"Jest w zasięgu ręki". Unia osiągnie porozumienie handlowe z Trumpem?
- Naszym priorytetem pozostaje wypracowanie porozumienia z USA. Uważamy, że takie rozwiązanie jest w zasięgu ręki – poinformował podczas czwartkowej konferencji prasowej rzecznik Komisji Europejskiej Olof Gill. Wcześniej państwa unijne zatwierdziły pakiety środków odwetowych wobec amerykańskich towarów o łącznej wartości 93 mld euro.
Z nieoficjalnych informacji dyplomatów wynika, że Unia Europejska i Stany Zjednoczone są coraz bliżej zawarcia umowy handlowej. Miałaby ona wprowadzić jednolitą stawkę 15 proc. na import towarów z UE do USA, na wzór porozumienia między Waszyngtonem a Tokio. Ostateczną decyzję w tej sprawie musi jednak podjąć prezydent USA Donald Trump.
Biały Dom odniósł się sceptycznie do informacji o rzekomym porozumieniu, nazywając je "spekulacjami". Doradca handlowy Trumpa Peter Navarro powiedział w rozmowie z Bloomberg News, że doniesienia z Brukseli należy traktować "z przymrużeniem oka".
Dalsza część artykułu pod materiałem wideo
Zbudował 3 sieci franczyzowe i wszystkie sprzedał - Damian Ozga w Biznes Klasie Young
- Nie mogę spekulować, czy ta lista będzie konieczna, czy nie. Mogę po prostu powtórzyć, że obecnie koncentrujemy się na znalezieniu rozwiązania w drodze negocjacji ze Stanami Zjednoczonymi - powiedział Gill, pytany w czwartek o dwa pakiety środków odwetowych wobec amerykańskich towarów o łącznej wartości 93 mld euro.
Dwa unijne pakiety odwetowe
Pierwszy pakiet ceł odwetowych – opracowany przez UE w odpowiedzi na 25-procentowe cła sektorowe na stal i aluminium, wprowadzone przez administrację Trumpa – zakłada cła na amerykańskie towary importowane do UE o łącznej wartości 21 mld euro. Na liście znajdują się m.in. produkty rolne (drób, owoce, orzechy, soja), motocykle i jachty.
Choć amerykańskie cła nie zostały zniesione – a w czerwcu nawet podniesiono je do 50 proc. – Bruksela zdecydowała się na zawieszenie ceł odwetowych, by "dać szansę negocjacjom" w sprawie innych taryf - tzw. ceł wzajemnych na poziomie 20 proc., które Trump ogłosił i zawiesił w kwietniu - obecnie obowiązuje stawka bazowa 10 proc.

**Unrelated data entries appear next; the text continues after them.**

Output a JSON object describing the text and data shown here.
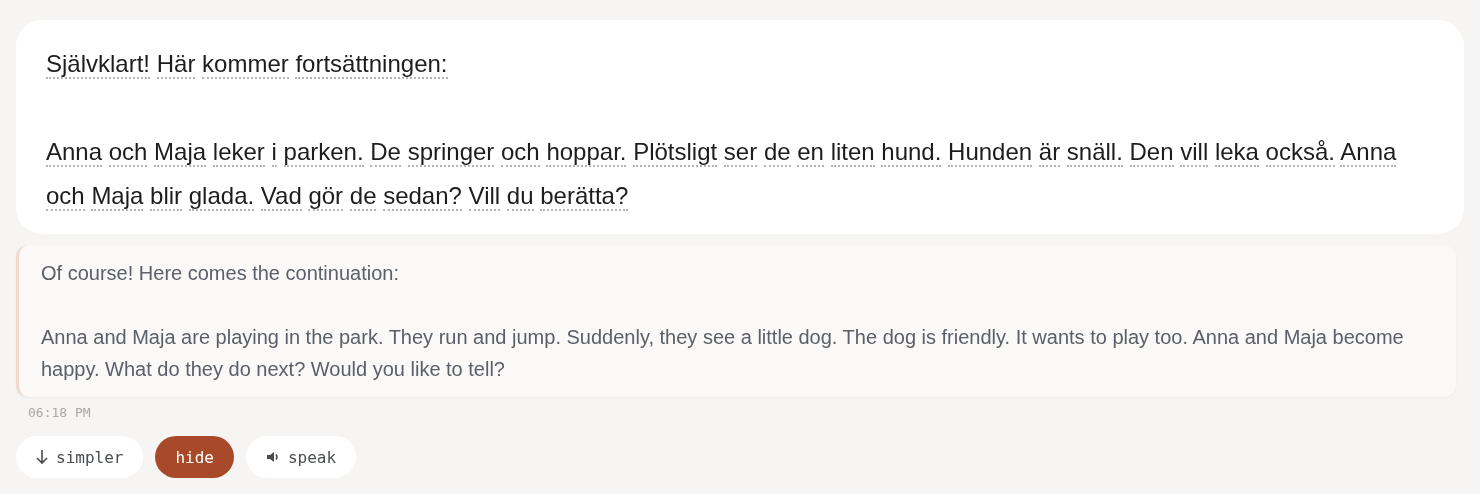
{
  "message": {
    "paragraphs": [
      "Självklart! Här kommer fortsättningen:",
      "Anna och Maja leker i parken. De springer och hoppar. Plötsligt ser de en liten hund. Hunden är snäll. Den vill leka också. Anna och Maja blir glada. Vad gör de sedan? Vill du berätta?"
    ]
  },
  "translation": {
    "paragraphs": [
      "Of course! Here comes the continuation:",
      "Anna and Maja are playing in the park. They run and jump. Suddenly, they see a little dog. The dog is friendly. It wants to play too. Anna and Maja become happy. What do they do next? Would you like to tell?"
    ]
  },
  "time": "06:18 PM",
  "actions": [
    {
      "kind": "down",
      "label": "simpler",
      "selected": false
    },
    {
      "kind": "plain",
      "label": "hide",
      "selected": true
    },
    {
      "kind": "speaker",
      "label": "speak",
      "selected": false
    }
  ]
}
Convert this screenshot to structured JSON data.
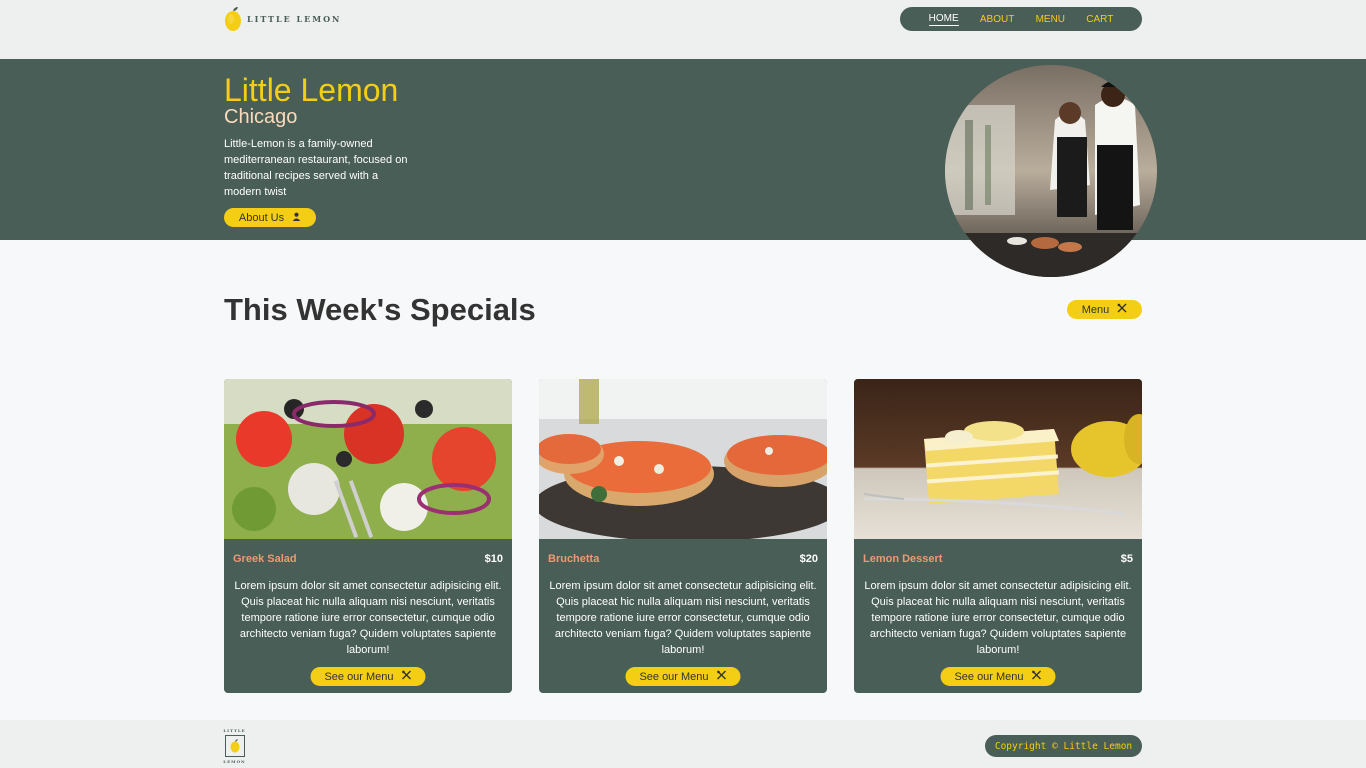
{
  "header": {
    "logo_text": "LITTLE LEMON",
    "nav": [
      {
        "label": "HOME",
        "active": true
      },
      {
        "label": "ABOUT",
        "active": false
      },
      {
        "label": "MENU",
        "active": false
      },
      {
        "label": "CART",
        "active": false
      }
    ]
  },
  "hero": {
    "title": "Little Lemon",
    "subtitle": "Chicago",
    "description": "Little-Lemon is a family-owned mediterranean restaurant, focused on traditional recipes served with a modern twist",
    "button_label": "About Us",
    "button_icon": "user-icon",
    "image": "restaurant-chefs-photo"
  },
  "specials": {
    "title": "This Week's Specials",
    "menu_button_label": "Menu",
    "menu_button_icon": "utensils-icon",
    "cards": [
      {
        "name": "Greek Salad",
        "price": "$10",
        "description": "Lorem ipsum dolor sit amet consectetur adipisicing elit. Quis placeat hic nulla aliquam nisi nesciunt, veritatis tempore ratione iure error consectetur, cumque odio architecto veniam fuga? Quidem voluptates sapiente laborum!",
        "button_label": "See our Menu",
        "image": "greek-salad-photo"
      },
      {
        "name": "Bruchetta",
        "price": "$20",
        "description": "Lorem ipsum dolor sit amet consectetur adipisicing elit. Quis placeat hic nulla aliquam nisi nesciunt, veritatis tempore ratione iure error consectetur, cumque odio architecto veniam fuga? Quidem voluptates sapiente laborum!",
        "button_label": "See our Menu",
        "image": "bruchetta-photo"
      },
      {
        "name": "Lemon Dessert",
        "price": "$5",
        "description": "Lorem ipsum dolor sit amet consectetur adipisicing elit. Quis placeat hic nulla aliquam nisi nesciunt, veritatis tempore ratione iure error consectetur, cumque odio architecto veniam fuga? Quidem voluptates sapiente laborum!",
        "button_label": "See our Menu",
        "image": "lemon-dessert-photo"
      }
    ]
  },
  "footer": {
    "logo_top": "LITTLE",
    "logo_bottom": "LEMON",
    "copyright": "Copyright © Little Lemon"
  },
  "colors": {
    "primary_green": "#495e57",
    "primary_yellow": "#f4ce14",
    "salmon": "#ee9972",
    "peach": "#fbdabb",
    "background": "#f7f8fa",
    "header_bg": "#eeefef"
  }
}
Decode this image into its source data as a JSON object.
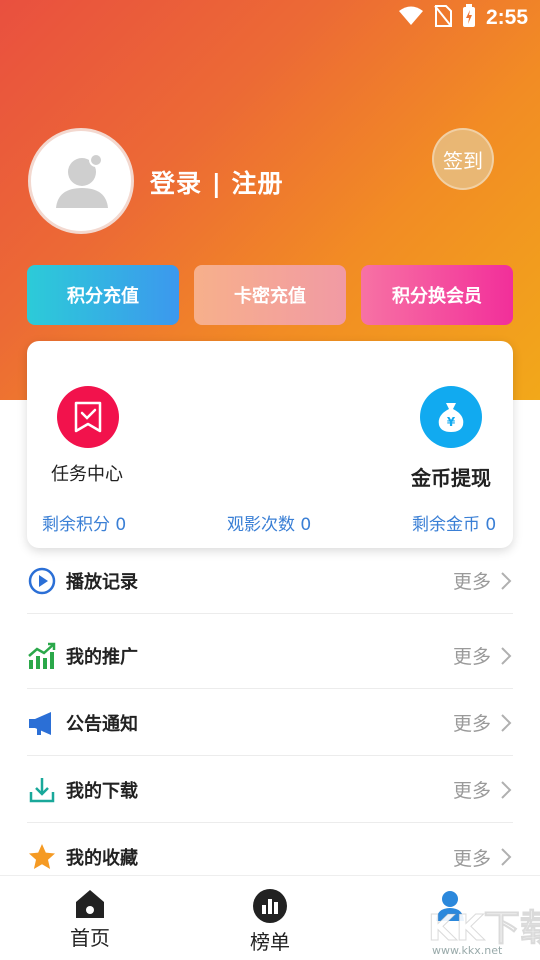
{
  "status_bar": {
    "time": "2:55",
    "icons": [
      "wifi-icon",
      "no-sim-icon",
      "battery-charging-icon"
    ]
  },
  "profile": {
    "login_label": "登录 | 注册",
    "signin_label": "签到"
  },
  "actions": [
    {
      "label": "积分充值"
    },
    {
      "label": "卡密充值"
    },
    {
      "label": "积分换会员"
    }
  ],
  "card": {
    "task_center": "任务中心",
    "coin_withdraw": "金币提现",
    "stats": [
      {
        "text": "剩余积分 0"
      },
      {
        "text": "观影次数 0"
      },
      {
        "text": "剩余金币 0"
      }
    ]
  },
  "menu": {
    "more_label": "更多",
    "items": [
      {
        "label": "播放记录",
        "icon": "play-circle-icon"
      },
      {
        "label": "我的推广",
        "icon": "trend-chart-icon"
      },
      {
        "label": "公告通知",
        "icon": "megaphone-icon"
      },
      {
        "label": "我的下载",
        "icon": "download-icon"
      },
      {
        "label": "我的收藏",
        "icon": "star-icon"
      }
    ]
  },
  "bottom_nav": [
    {
      "label": "首页",
      "icon": "home-icon"
    },
    {
      "label": "榜单",
      "icon": "chart-icon"
    },
    {
      "label": "",
      "icon": "user-icon"
    }
  ],
  "watermark": {
    "text": "www.kkx.net",
    "logo_text": "KK下载"
  },
  "colors": {
    "accent": "#3a7fd5",
    "header_start": "#e9503f",
    "header_end": "#f2a81a"
  }
}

Negocjacje stanęły jednak pod znakiem zapytania w lipcu, gdy amerykański prezydent opublikował na platformie Truth Social list do szefowej KE Ursuli von der Leyen, zapowiadając podniesienie od 1 sierpnia "ceł wzajemnych" do poziomu 30 proc. Dodał też, że w przypadku retorsji ze strony UE taryfy mogą zostać jeszcze bardziej zwiększone.
Drugi unijny pakiet obejmuje m.in. tytoń, alkohol (wino, piwo, wysokoprocentowe trunki), stal, aluminium, samoloty i samochody – produkty kluczowe dla przemysłowych stanów USA, które stanowią polityczne zaplecze Trumpa. Pakiet ten został opracowany w odpowiedzi zarówno na zapowiedziane tzw. cła wzajemne, jak i obowiązujące już taryfy na samochody (25 proc.) oraz rozszerzone cła na stal i aluminium (50 proc.). Jego wartość to 72 mld euro.
Unia ma w zanadrzu narzędzie na "sytuacje nadzwyczajne"
W UE rozważane są również inne, pozataryfowe środki odwetowe, w tym wykorzystanie nowego unijnego instrumentu przeciwdziałania przymusowi gospodarczemu (ACI), który pozwala ograniczyć dostęp do zamówień publicznych firmom z krajów wywierających presję gospodarczą na UE.
Zastosowania ACI domagał się prezydent Francji Emmanuel Macron, apelując o szybszą reakcję Wspólnoty. Szefowa KE von der Leyen zdystansowała się jednak od tego pomysłu, podkreślając, że narzędzie to zaprojektowano na "sytuacje nadzwyczajne", a "jeszcze nie jesteśmy na tym etapie".
ACI może zostać również zastosowany wobec usług, w tym cyfrowych i finansowych, w których, inaczej niż w przypadku handlu towarami, to Stany Zjednoczone mają nadwyżkę wobec UE.